Infrastructures
With smart choices and well-targeted investments, our infrastructure can be adapted to tomorrow’s climate to maintain the reliability and continuity of services. In this regard, we must be proactive in order to reduce the risk of damage, lower maintenance and repair costs, boost infrastructure safety and public security, and mitigate inequalities. To do so, any number of actions can be taken.
Best Practices
Climate change must be considered starting with the infrastructure’s design phase, throughout construction and beyond, including maintenance, demolition or replacement. Another means of increasing infrastructure resilience is to adapt national and provincial standards as well as codes for design criteria and construction techniques. Evidently, this implies that current practices must change. All practices related to infrastructure design, siting, construction, operation, management, maintenance and repair should also be reviewed as a function of the impacts of climate change.

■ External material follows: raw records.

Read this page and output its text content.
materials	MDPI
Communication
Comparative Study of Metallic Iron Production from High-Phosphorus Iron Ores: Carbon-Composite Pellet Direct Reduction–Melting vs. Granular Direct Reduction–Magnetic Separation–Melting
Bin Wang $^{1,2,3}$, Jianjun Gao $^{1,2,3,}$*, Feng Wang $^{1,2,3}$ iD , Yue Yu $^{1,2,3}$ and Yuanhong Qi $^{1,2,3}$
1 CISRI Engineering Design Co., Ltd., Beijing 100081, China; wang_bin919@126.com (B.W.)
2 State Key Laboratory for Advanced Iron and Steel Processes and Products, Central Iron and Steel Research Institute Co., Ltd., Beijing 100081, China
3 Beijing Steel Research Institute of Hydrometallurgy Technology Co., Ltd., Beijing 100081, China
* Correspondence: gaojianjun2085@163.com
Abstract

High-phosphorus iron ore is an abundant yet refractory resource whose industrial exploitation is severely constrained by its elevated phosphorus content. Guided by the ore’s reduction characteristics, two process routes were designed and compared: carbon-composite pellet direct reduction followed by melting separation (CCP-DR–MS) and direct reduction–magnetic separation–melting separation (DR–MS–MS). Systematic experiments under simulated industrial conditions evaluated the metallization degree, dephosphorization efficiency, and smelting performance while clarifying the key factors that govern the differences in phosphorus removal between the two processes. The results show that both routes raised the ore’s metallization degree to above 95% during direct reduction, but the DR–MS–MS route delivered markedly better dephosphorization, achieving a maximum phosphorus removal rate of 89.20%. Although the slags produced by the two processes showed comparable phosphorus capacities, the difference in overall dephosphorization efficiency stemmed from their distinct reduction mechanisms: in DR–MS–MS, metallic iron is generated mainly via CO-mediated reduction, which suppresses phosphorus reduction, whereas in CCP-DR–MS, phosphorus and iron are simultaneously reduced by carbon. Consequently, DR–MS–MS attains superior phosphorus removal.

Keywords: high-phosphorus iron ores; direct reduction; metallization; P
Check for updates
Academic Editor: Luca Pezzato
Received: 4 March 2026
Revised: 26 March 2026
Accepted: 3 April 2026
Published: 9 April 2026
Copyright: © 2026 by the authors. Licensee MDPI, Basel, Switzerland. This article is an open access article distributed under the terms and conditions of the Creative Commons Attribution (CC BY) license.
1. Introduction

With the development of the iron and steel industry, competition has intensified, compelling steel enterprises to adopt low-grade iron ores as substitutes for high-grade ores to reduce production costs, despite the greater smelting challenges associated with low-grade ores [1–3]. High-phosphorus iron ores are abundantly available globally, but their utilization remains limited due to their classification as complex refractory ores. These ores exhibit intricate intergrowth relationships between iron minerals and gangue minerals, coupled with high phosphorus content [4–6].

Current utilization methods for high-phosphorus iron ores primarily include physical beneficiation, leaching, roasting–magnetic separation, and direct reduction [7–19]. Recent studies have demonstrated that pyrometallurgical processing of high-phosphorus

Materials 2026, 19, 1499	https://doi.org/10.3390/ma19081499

A number of concrete adaptation solutions can be employed to better design engineering works in Quebec. For example, the use of asphalt types that show superior resistance to freeze-thaw cycles reduces the formation of potholes in the road network. Intense precipitation in urban environments can be better managed through the use of alternative construction techniques, combining for example larger conduits and the installation of bioretention ponds.
In terms of infrastructure maintenance, it is also preferable to act in a preventive rather than a reactive manner to anticipate failures and service interruptions. For example, to mitigate the impacts of melting permafrost in Nunavik, modernizing and upgrading certain infrastructure (e.g. buildings, runways, etc.) would help postpone or reduce costs and damage while ensuring the continuity of essential services for local residents.
Lastly, interventions that foster the complementarity of more traditional design methods and nature-based solutions are proving highly effective in adapting to climate change. For example, expanding green spaces and water bodies, landscaping streets and alleys, and installing green rooftops can all help mitigate runoff in urban environments and reduce the pressure on rainwater management infrastructure. Urban greening initiatives also address issues triggered by increasingly frequent heat waves and are complementary to eco-building strategies to improve indoor thermal comfort.